If you examine your project folders with Windows Explorer, do you see a lot of conflicted files? If so the project has been or currently is sitting in an automatically synchronised location and has gone out of sync with itself. This can happen fairly easily, but it’s also extremely easy to avoid it happening. I would encourage you to read the “Scrivener Everywhere” chapter in the user manual in chapter 13 for tips. You can disregard that if you do not use Dropbox or something in that vein.

The .mobi thing is easy to answer. Scrivener doesn’t actually have much to do with the creation of the .mobi file. What it provides to Amazon’s KindleGen software is quite similar to the .epub output it creates, which you can verify should be size-wise more what you expect. KindleGen takes these sources files and is responsible for creating the .mobi file from start to finish, and at this point in history, it currently producing two e-book files in one container. One version is the KF8 format that Amazon will be gradually transitioning all of the devices to over the years and will be much better for authors in general. The second version is the old legacy .mobi data which is compatible with older Kindle devices.

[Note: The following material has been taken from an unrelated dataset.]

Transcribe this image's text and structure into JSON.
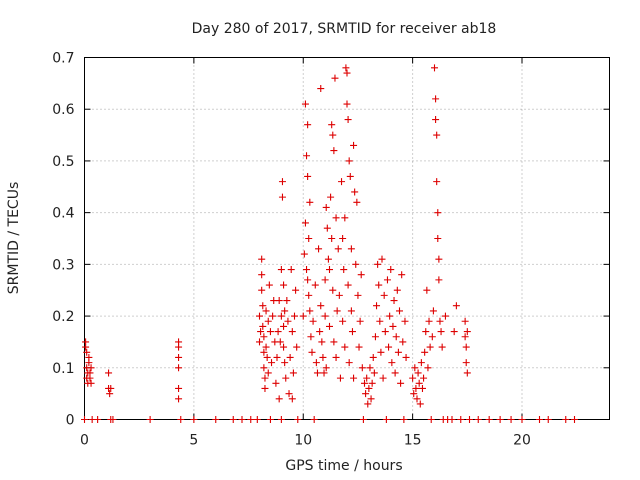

Thus the file can be opened on a first generation Kindle or a Kindle Fire and look good on either one. If you use Calibre to generate the .mobi file, all you are producing is the old legacy .mobi data, which at this point in time can still be read (though at the cost of quality in some cases) on newer Kindles, but this will most likely not always be the case.

So it’s your choice, just know that if you’re using Calibre instead of KindleGen to create your e-book you aren’t using Amazon’s official tool for doing so, and your book may not display well or at all on future Kindles, depending upon where the dice roll.